Em setembro, o Índice de Preços ao Consumidor Amplo (IPCA) atingiu 1,16%, a maior variação para o mês em 27 anos, resultado que preocupa o economista Fábio Romão, da LCA Consultores. Segundo Romão, o cenário é preocupante por haver no momento vários problemas concomitantes que colocam mais pressão nos preços. Entre os complicadores destacados por ele, estão as cotações dos bens industriais impulsionadas pela escassez de matérias-primas, a elevação dos preços administrados puxados pela energia elétrica e pelos combustíveis e também o potencial aumento dos serviços, que deve ser chancelado pela retomada das atividades.
 
Nas contas do economista, a inflação em 12 meses atingiu o pico em setembro, com alta de 10,25%, mas deve desacelerar e fechar o ano em 8,7%, que é um nível extremamente alto e deve trazer uma inércia inflacionária importante para 2022. Para o ano que vem, Romão espera uma inflação de 4,5%.

A seguir, os principais trechos da entrevista.

A alta de 1,16% da inflação em setembro surpreendeu?

O resultado veio abaixo do que projetamos e da mediana do mercado, mas é preocupante. Esse resultado não muda minha estimativa para este ano de uma inflação 8,7%, que vai gerar uma inércia importante para 2022. Por isso, projeto 4,5% para 2022.

Por que o resultado preocupa?

Se pegarmos a mediana dos meses de setembro da década passada, ela foi de 0,5% e hoje temos 1,16%. Temos problemas concomitantes que geram pressões de preços. Um deles é a alta dos bens industriais, que fecharam o ano passado em 3,2%, e, em 12 meses até setembro, estão em 10,5%. Projeto que encerrem o ano em 9,5%, o segundo maior aumento da série. A alimentação no domicílio está em 14,7% em 12 meses e deve fechar em 8,7%. E a vacina no braço significa maior circulação de pessoas, o que chancela o reajuste dos serviços, que subiram 1,6% em 2020 e devem fechar 2021 com alta de 4,5%.

A inflação hoje atingiu o pico?

Para outubro, espero um aumento de 0,70% do IPCA. Não é pouco, mas vai representar uma desaceleração em 12 meses - sai de 10,25%, em setembro, para 10,07%, em outubro, indo para 9,56% em novembro.

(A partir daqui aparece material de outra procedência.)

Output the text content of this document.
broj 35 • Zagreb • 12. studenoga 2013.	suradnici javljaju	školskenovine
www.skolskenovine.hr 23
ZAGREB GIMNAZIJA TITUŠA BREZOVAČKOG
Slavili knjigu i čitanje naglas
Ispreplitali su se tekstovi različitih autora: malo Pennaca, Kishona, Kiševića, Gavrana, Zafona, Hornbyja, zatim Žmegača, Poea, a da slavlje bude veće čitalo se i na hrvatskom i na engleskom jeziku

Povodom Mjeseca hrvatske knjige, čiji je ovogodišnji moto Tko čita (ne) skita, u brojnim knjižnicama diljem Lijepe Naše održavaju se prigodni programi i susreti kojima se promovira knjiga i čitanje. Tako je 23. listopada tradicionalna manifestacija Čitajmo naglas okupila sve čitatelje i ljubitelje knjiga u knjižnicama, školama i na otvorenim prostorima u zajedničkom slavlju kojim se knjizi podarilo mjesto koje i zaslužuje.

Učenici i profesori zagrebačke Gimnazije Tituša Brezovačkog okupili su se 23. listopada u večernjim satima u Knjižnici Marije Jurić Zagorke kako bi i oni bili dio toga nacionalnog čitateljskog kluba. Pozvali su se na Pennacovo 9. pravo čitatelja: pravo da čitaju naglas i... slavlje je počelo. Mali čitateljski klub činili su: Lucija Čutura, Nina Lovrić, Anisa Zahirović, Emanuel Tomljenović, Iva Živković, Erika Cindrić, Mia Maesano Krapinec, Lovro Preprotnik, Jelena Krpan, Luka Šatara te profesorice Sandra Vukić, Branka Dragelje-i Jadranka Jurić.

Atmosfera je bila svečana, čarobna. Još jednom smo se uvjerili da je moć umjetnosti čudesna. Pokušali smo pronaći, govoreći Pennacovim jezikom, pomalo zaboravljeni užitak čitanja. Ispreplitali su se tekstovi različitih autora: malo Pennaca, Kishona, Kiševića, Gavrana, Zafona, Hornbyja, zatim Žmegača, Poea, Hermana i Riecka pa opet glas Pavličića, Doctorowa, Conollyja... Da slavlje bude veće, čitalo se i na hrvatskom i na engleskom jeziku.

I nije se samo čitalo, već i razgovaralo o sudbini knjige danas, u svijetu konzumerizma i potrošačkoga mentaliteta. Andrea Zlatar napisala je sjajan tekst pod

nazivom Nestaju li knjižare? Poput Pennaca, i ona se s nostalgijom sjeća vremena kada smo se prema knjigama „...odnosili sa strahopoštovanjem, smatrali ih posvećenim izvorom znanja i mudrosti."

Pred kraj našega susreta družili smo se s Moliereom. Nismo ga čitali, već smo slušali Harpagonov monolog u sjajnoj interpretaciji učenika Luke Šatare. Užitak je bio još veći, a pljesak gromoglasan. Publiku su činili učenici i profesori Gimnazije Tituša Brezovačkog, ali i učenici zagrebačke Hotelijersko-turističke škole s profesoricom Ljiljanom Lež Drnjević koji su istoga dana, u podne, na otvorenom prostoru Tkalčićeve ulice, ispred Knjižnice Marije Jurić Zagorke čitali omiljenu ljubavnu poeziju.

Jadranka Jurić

O ano fecha em 8,7%. É um resultado alto, mas é difícil imaginar que a inflação permaneça em dois dígitos, por causa da forte base de comparação que foi o final do ano passado. A alimentação está perdendo ritmo de alta, o que é parcialmente uma boa notícia.

Quais os riscos que há pela frente?

Com a piora do cenário global energético em razão da diminuição da oferta de gás natural, o consumo global de óleo e gasolina pode crescer e pressionar os preços dos combustíveis. Outro risco é a crise hídrica. A bandeira de escassez deve continuar até abril, mas existe o risco de se ter um sobrepreço ainda maior até lá. Outro ponto são os bens industriais, que tiveram uma avalanche de custos - parte disso foi repassado e parte, não. Os serviços também preocupam. Com o isolamento social, as famílias fizeram uma poupança forçada, deixaram de viajar, por exemplo, e podem voltar agora. Existe uma predisposição de gastar com serviços e a estrutura de oferta é menor, o que pode aumentar os preços.

A meta de 2022 virou miragem?

O Banco Central não admite, mas está cada vez mais difícil cumprir a meta. O BC vai focar com muito mais clareza sobre a inflação de 2023 quando começar 2022, e vai deixar evidente que a grande preocupação será o centro da meta de 2023.

Com o resultado de hoje, o seu cenário para a taxa básica de juros, a Selic, muda?

Não. A Selic hoje está em 6,25%. Neste mês, deve ir para 7,25% e, em dezembro, sobe para 8,25%. Espero uma alta de meio ponto para fevereiro de 2022, quando deve atingir 8,75% ao ano.

Quando o brasileiro vai sentir algum alívio na inflação?

Mesmo com a inflação esperada para outubro menor do que a de setembro, o IPCA está em 10,25% em 12 meses e deve fechar o ano em 8,7%. Só vamos perceber um alívio na inflação no primeiro semestre de 2022.

As informações são do jornal O Estado de S. Paulo.